Au cours de l'été 2014, les lecteurs d'Herodote.net et Notre Temps ont été invités à raconter un souvenir marquant de la libération de leur commune, 70 ans plus tôt. Ces témoignages complètent notre récit de la Libération de Paris (25 août 1944).
Voici l'ensemble des témoignages recueillis par Herodote.net. Au total près de 150 récits émouvants, drôles ou tragiques, toujours sincères et inattendus, qui inspireront peut-être plus tard des historiens ou des romanciers.
Trois témoignages ont été primés le 30 septembre 2014 par le ministre délégué aux Anciens Combattants, M. Kader Arif.
Il s'agit de ceux de Lucienne Delannoy (Saône-et-Loire), Gilbert Garibal (Boulogne-Billancourt) et Michel Pesneau (Manche). La lauréate se verra offrir une croisière en Méditerranée pour deux et les deux lauréats un voyage familial en Grande-Bretagne...
Témoignage de Gilbert GARIBAL à Boulogne-Billancourt
Deuxième lauréat ex-aequo de notre concours :
DU PAIN ET DES SOLDATS
25 août 1944, 10h du matin. Ma mère m’envoie acheter du pain. Où? Toutes les boulangeries de Boulogne sont fermées! Un passant m’en indique une à Billancourt, près du pont de Sèvres. En chemin, je devine à cent mètres devant moi, dans un voile de vapeurs d’essence, une colonne de chars beiges arrêtés le long du trottoir. Et beaucoup de curieux enthousiastes autour, qui agitent des petits drapeaux tricolores. Les tourelles s’ouvrent et surgissent des têtes casquées, souriantes. Les tankistes, de kaki vêtus, s’extirpent et lancent des rouleaux de bonbons aux mains tendues. Ca y est, les américains sont arrivés ! Juste pour mes onze ans !
Longue queue à la boulangerie qui vend du pain blanc! Du pain de riz! Avec mes tickets, j’ai droit à un bâtard. Je m’approche d’un char, mon trésor sous le bras. Soudain, des tirs crépitent en rafales. Je lève les yeux, ils viennent du toit de l’immeuble en face. Les balles ricochent sur l’engin. Je me colle d’instinct contre la chenille. La mitrailleuse du char riposte. «Des miliciens, couchez-vous !». La foule obéit à la voix. D’un seul coup, deux mains me saisissent par le col du veston, je m’envole avec mon bâtard et me retrouve dans le char ! Le couvercle se referme, je suis prisonnier, assis sur un strapontin, derrière le conducteur. Surprise, l’un des soldats m’interpelle en français : « N’aie pas peur, gamin, là t’es à l’abri ! T’habites où? On t’ramène chez toi? Zébré de frissons, j’approuve. Je deviens navigateur d’un char Leclerc !

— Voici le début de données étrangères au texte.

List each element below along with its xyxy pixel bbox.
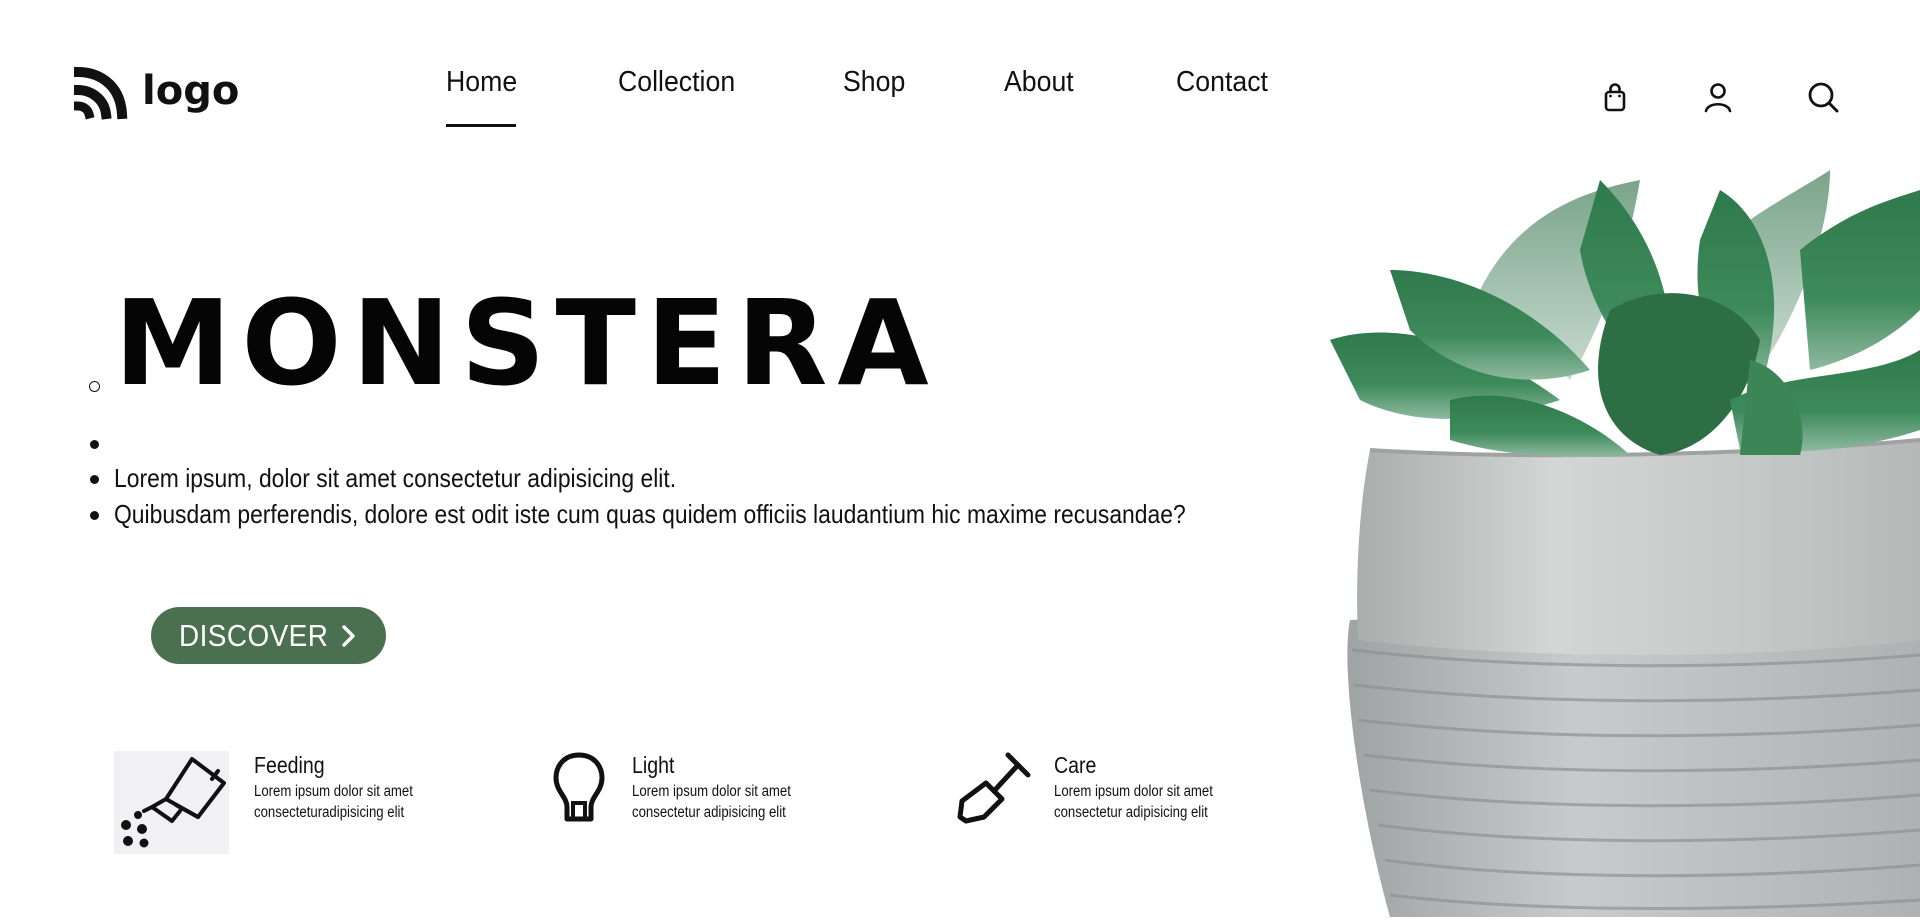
nav-shop[interactable]: Shop xyxy=(843,66,905,99)
nav-collection[interactable]: Collection xyxy=(618,66,735,99)
shopping-bag-icon[interactable] xyxy=(1598,80,1632,114)
nav-home[interactable]: Home xyxy=(446,66,517,99)
feature-desc-line: Lorem ipsum dolor sit amet xyxy=(1054,783,1213,800)
feature-desc-line: consecteturadipisicing elit xyxy=(254,804,405,821)
succulent-pot-image xyxy=(1330,170,1920,917)
feature-title-feeding: Feeding xyxy=(254,752,325,778)
nav-contact[interactable]: Contact xyxy=(1176,66,1268,99)
search-icon[interactable] xyxy=(1806,80,1840,114)
feature-desc-care: Lorem ipsum dolor sit amet consectetur a… xyxy=(1054,781,1250,823)
discover-button[interactable]: DISCOVER xyxy=(151,607,386,664)
user-icon[interactable] xyxy=(1701,80,1735,114)
discover-label: DISCOVER xyxy=(179,617,329,653)
feature-desc-line: consectetur adipisicing elit xyxy=(632,804,786,821)
hero-title: MONSTERA xyxy=(114,274,939,412)
chevron-right-icon xyxy=(342,625,355,647)
feature-desc-line: consectetur adipisicing elit xyxy=(1054,804,1208,821)
nav-active-underline xyxy=(446,124,516,127)
feature-title-light: Light xyxy=(632,752,675,778)
shovel-icon xyxy=(956,751,1032,827)
logo-icon xyxy=(74,66,128,120)
list-bullet xyxy=(90,511,99,520)
feature-desc-line: Lorem ipsum dolor sit amet xyxy=(632,783,791,800)
feature-desc-light: Lorem ipsum dolor sit amet consectetur a… xyxy=(632,781,828,823)
logo-text: logo xyxy=(142,68,240,114)
nav-about[interactable]: About xyxy=(1004,66,1074,99)
list-bullet xyxy=(90,475,99,484)
title-list-marker xyxy=(89,381,100,392)
hero-bullet-2: Quibusdam perferendis, dolore est odit i… xyxy=(114,499,1186,529)
hero-bullet-1: Lorem ipsum, dolor sit amet consectetur … xyxy=(114,463,677,493)
watering-can-icon xyxy=(114,751,229,854)
list-bullet xyxy=(90,440,99,449)
feature-title-care: Care xyxy=(1054,752,1097,778)
feature-desc-line: Lorem ipsum dolor sit amet xyxy=(254,783,413,800)
feature-desc-feeding: Lorem ipsum dolor sit amet consecteturad… xyxy=(254,781,450,823)
logo[interactable]: logo xyxy=(74,66,239,120)
light-bulb-icon xyxy=(552,751,606,825)
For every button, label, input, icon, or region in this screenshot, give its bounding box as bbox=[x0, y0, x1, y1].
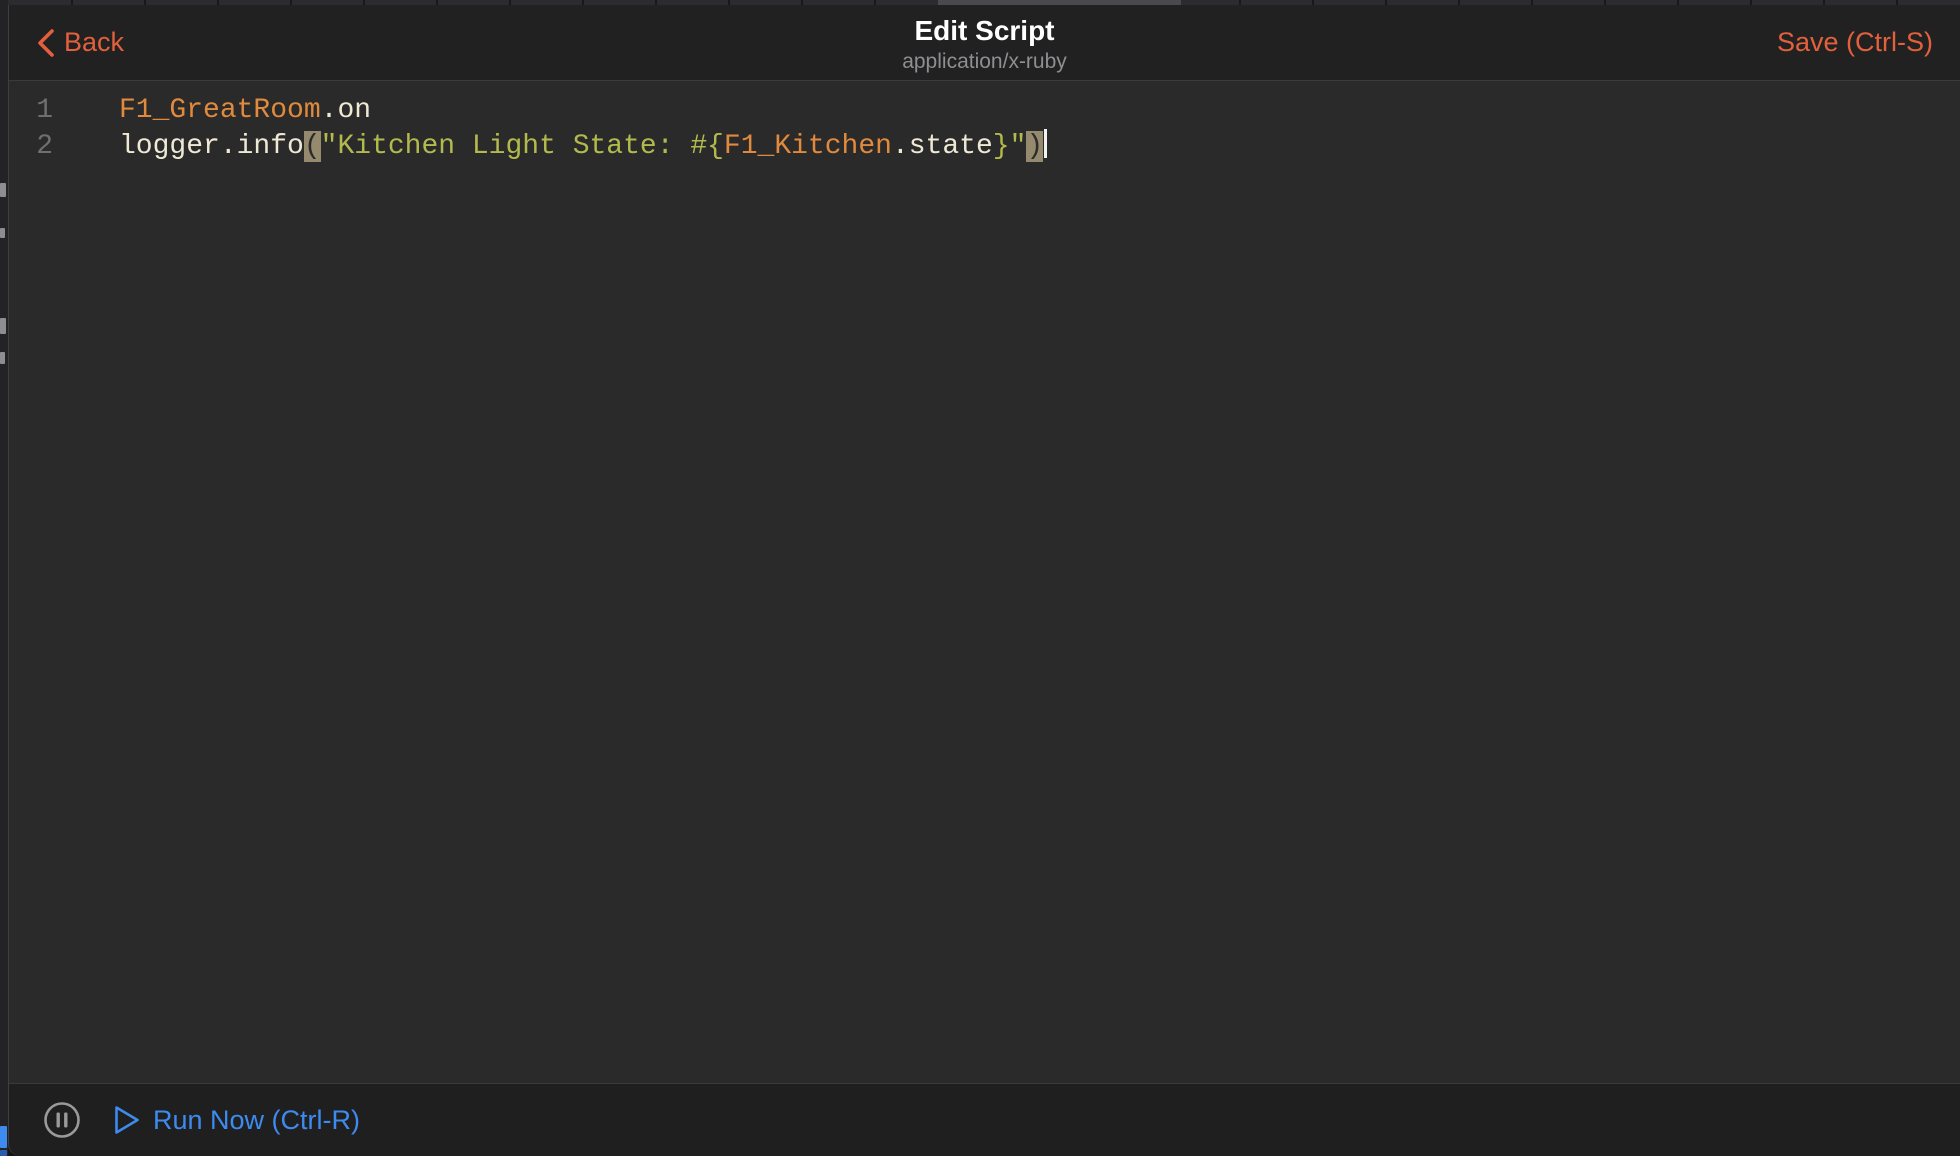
sheet-bottombar: Run Now (Ctrl-R) bbox=[9, 1083, 1960, 1156]
script-mime-type: application/x-ruby bbox=[902, 49, 1067, 74]
code-token-atom: F1_Kitchen bbox=[724, 131, 892, 162]
pause-circle-icon bbox=[43, 1126, 81, 1143]
sheet-title-area: Edit Script application/x-ruby bbox=[9, 5, 1960, 82]
underlying-text-fragment bbox=[0, 352, 5, 364]
line-content: F1_GreatRoom.on bbox=[53, 93, 371, 129]
underlying-text-fragment bbox=[0, 183, 6, 197]
underlying-link-fragment bbox=[0, 1126, 7, 1148]
line-number: 2 bbox=[9, 129, 53, 165]
run-now-button[interactable]: Run Now (Ctrl-R) bbox=[113, 1104, 360, 1136]
edit-script-sheet: Back Edit Script application/x-ruby Save… bbox=[8, 5, 1960, 1156]
save-button-label: Save (Ctrl-S) bbox=[1777, 27, 1933, 58]
line-number: 1 bbox=[9, 93, 53, 129]
back-button[interactable]: Back bbox=[35, 5, 124, 80]
code-token-bracket: ( bbox=[304, 131, 321, 162]
run-now-label: Run Now (Ctrl-R) bbox=[153, 1105, 360, 1136]
code-token-plain: .state bbox=[892, 131, 993, 162]
page-title: Edit Script bbox=[914, 15, 1054, 47]
pause-button[interactable] bbox=[43, 1101, 81, 1139]
code-editor[interactable]: 1F1_GreatRoom.on2logger.info("Kitchen Li… bbox=[9, 81, 1960, 1083]
underlying-text-fragment bbox=[0, 318, 6, 334]
code-token-plain: logger.info bbox=[119, 131, 304, 162]
underlying-link-fragment bbox=[0, 1150, 7, 1156]
code-token-plain: .on bbox=[321, 95, 371, 126]
code-line[interactable]: 2logger.info("Kitchen Light State: #{F1_… bbox=[9, 129, 1960, 165]
code-line[interactable]: 1F1_GreatRoom.on bbox=[9, 93, 1960, 129]
underlying-page-left-strip bbox=[0, 0, 8, 1156]
text-cursor bbox=[1044, 129, 1047, 158]
code-token-atom: F1_GreatRoom bbox=[119, 95, 321, 126]
back-button-label: Back bbox=[64, 27, 124, 58]
save-button[interactable]: Save (Ctrl-S) bbox=[1777, 5, 1933, 80]
line-content: logger.info("Kitchen Light State: #{F1_K… bbox=[53, 129, 1047, 165]
code-token-string: }" bbox=[993, 131, 1027, 162]
sheet-topbar: Back Edit Script application/x-ruby Save… bbox=[9, 5, 1960, 81]
underlying-text-fragment bbox=[0, 228, 5, 238]
chevron-left-icon bbox=[35, 27, 56, 59]
code-token-bracket: ) bbox=[1026, 131, 1043, 162]
code-token-string: "Kitchen Light State: #{ bbox=[321, 131, 724, 162]
code-lines: 1F1_GreatRoom.on2logger.info("Kitchen Li… bbox=[9, 93, 1960, 165]
play-outline-icon bbox=[113, 1104, 141, 1136]
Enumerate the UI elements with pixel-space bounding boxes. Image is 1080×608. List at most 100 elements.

Par la lucarne, j’aperçois la Place Sembat. «Tournez à gauche, avenue Victor Hugo!». Le bruit du moteur m’oblige à crier : «C’est cet immeuble là, au premier étage, venez avec moi, je vais me faire attraper!». Le couvercle s’ouvre, on pousse mes fesses vers le haut. J’enjambe la tourelle, mon pain serré sur ma poitrine. Attroupement près du char, vivats des voisins. Je sors en héros !
Mes parents sont à la fenêtre, stupéfaits. Je suis parti depuis une bonne heure ! Un soldat monte avec moi. Ma mère, toute émue, lui offre un Byrrh. Mon père, joyeux, deux paquets de gauloises. En retour, il reçoit une cartouche de Camels. Ma mère des tablettes de chocolat. Et moi, un paquet de « chewing gum ». Qu’est-ce que c’est ?! « Et surtout, ne grondez pas cet enfant, c’est un bon commissionnaire !» dit le soldat, en repartant. Je suis content, fier même, pour fêter la Libération : mes parents et moi, on va manger du pain blanc!